Ian Curtis, rock mythology’s tragic figure (but in reality merely the troubled soul fronting the incredible Manchester rock band Joy Division) took his life 36 years ago today.

This has been a strange few months that has seen the passing of some very high-visibility creative people. A great many of us have taken their deaths very hard. Yet every year this day sticks out to me.

Make no mistake, I do not hold Ian Curtis on a pedestal as a person. He made a lot of very human errors and in his final act of living left a wound that I’m sure his friends and family still wince from. I did not know him, so why does his death haunt me? What does it represent?

I think Ian Curtis represents the unfinished and the unknown. Sure, we know and love the music of New Order – all its indulgences and perfect musical moments – but what else was there? Had Ian passed through his crucible and emerged alive on the other side, what would he have said? Would his words have transcended space and time and trend as they do now? Would Martin Hannett have spiraled out of control anyway?

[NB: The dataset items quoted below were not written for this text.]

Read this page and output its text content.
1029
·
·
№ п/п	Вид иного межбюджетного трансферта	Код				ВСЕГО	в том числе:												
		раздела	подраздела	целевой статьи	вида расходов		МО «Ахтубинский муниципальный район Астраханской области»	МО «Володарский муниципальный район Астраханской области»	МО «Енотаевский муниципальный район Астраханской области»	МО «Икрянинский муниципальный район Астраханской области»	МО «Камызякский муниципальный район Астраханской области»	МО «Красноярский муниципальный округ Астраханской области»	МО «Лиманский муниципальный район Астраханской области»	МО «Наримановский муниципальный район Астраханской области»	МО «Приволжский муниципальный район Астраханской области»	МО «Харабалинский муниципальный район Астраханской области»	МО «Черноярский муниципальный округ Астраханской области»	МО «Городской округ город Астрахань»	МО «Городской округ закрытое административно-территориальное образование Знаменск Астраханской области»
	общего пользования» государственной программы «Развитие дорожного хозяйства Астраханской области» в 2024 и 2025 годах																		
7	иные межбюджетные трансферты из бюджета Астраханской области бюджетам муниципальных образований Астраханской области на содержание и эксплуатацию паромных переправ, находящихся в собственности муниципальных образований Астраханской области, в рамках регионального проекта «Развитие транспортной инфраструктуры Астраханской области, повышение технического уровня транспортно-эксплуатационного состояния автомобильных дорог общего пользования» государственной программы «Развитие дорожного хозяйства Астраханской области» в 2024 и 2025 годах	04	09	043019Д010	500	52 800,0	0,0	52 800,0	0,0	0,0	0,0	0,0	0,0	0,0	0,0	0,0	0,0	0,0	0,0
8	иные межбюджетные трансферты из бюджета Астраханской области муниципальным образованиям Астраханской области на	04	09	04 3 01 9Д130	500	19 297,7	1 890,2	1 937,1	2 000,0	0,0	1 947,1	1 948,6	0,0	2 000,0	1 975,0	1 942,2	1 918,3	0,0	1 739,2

The fact that we can never know any of this gives Joy Division’s music a depth and gravity that few other musical acts possess. As if it wasn’t deep and heavy enough.

If David Bowie was a musical father to me – and it certainly feels that way a lot of the time – Ian Curtis was the musical older brother who had the cool jacket, let you try his beer, and occasionally let you listen to his records. His words and perspectives left a very unique creative path to follow,  coupled perfectly with the powerful music and Hannett’s otherworldly production. You didn’t want to be him, but you wanted to do what he did because he made it seem like it was the only thing to do.

Those who leave such indelible marks upon us … well, they die, and we’re left to figure shit out for ourselves. Isn’t that the point of life? Dealing with death?